The other day, I found my old Gratitude Journal. Force myself to write down 3 things each day, however large or small, that I'm grateful for. When I focus on the gratitude, it makes me feel richer, happier, and appreciative.

My gratitudes for yesterday were: feeling better as I recover from a bad sinus infection (finally getting my voice back); eating a big juicy tomato from my garden; fixing the mistake I made 20 rows back on the Shoalwater Shawl I am knitting. It feels really GOOD to fix something that is screwed up.

It occurs to me that one of the most important life skills I hope to pass onto my daughter, and I think I learned it from my Mother, who has had a hell of a hard life, the real "secret" to life, if there is one, is the ability to hang on - no matter what, to make things better for yourself and not depend on anyone else to provide solutions.
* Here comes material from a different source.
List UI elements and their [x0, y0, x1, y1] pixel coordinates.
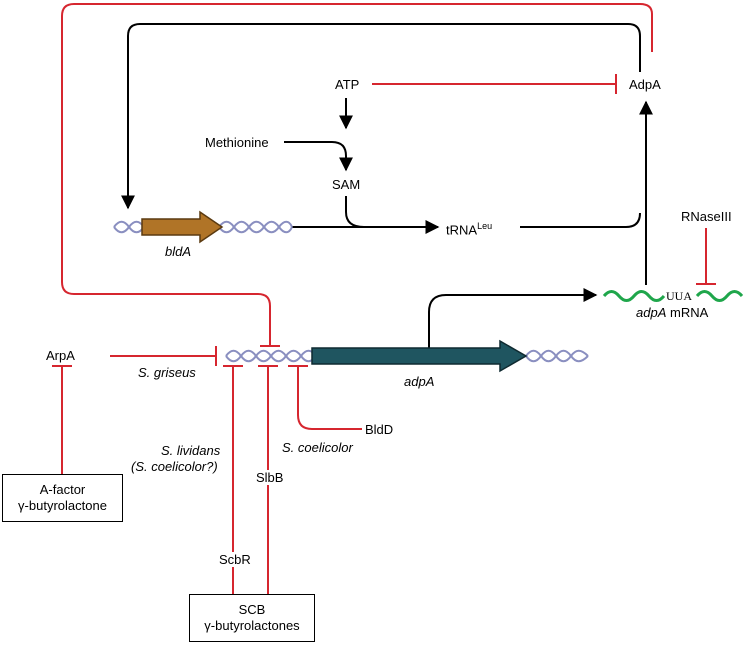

Make your own changes to get results. In that vein, nothing is more important than to do a self ass-kicking whenever you find yourself down for whatever reason.

So here's to fireworks - and lots of self-assessment in the coming days off. Best of all, a chance to enjoy what I have and be grateful for it.

4 comments:

loopykd said...

I'm with you. I often force myself to do what is good for me for the sake of my daughter as well and it does work. Good luck and keep it up. I hope you start to feel better soon. Sometimes, I like to read some mind candy to help me out of the doldrums.

Tracy Purtscher said...

You're giving yourself some very sound advise sweetie. I'm glad you are choosing to look on the other side of things it makes for a much happier life. A person might look at the state of the world/country today and think that with all these huge problems and woes in the big scheme of things life is pointless, or depressing. But it is exactly this that expresses the axiom 'the sum of the parts is greater than the whole' so eloquently. Keep focus on all the truly wonderful things there are to be grateful for, they out weigh the not so great things ten thousand fold.

BTW I'm pretty good ass kicker so if the self ass kicking isn't going so well some day give me a holler. :o)

Anonymous said...

Good words Chelle, and ones I really needed to hear today. I usually get very down around any holiday for several reasons. I need to work on remembering what is good, because there is always plenty of that too.

Elysbeth said...

I was reading a book last week and she put it perfectly - People should be allowed to retire in their 40s when they are feeling all used up, and required to return to work in their 60s when they are feeling useless. I also am glad for the extra day off. I have call all day Sunday, but still get to have 2 days off. Yay! That alone needs fireworks.

Sorry you stumbled on the Shoals, but at least it's fixed!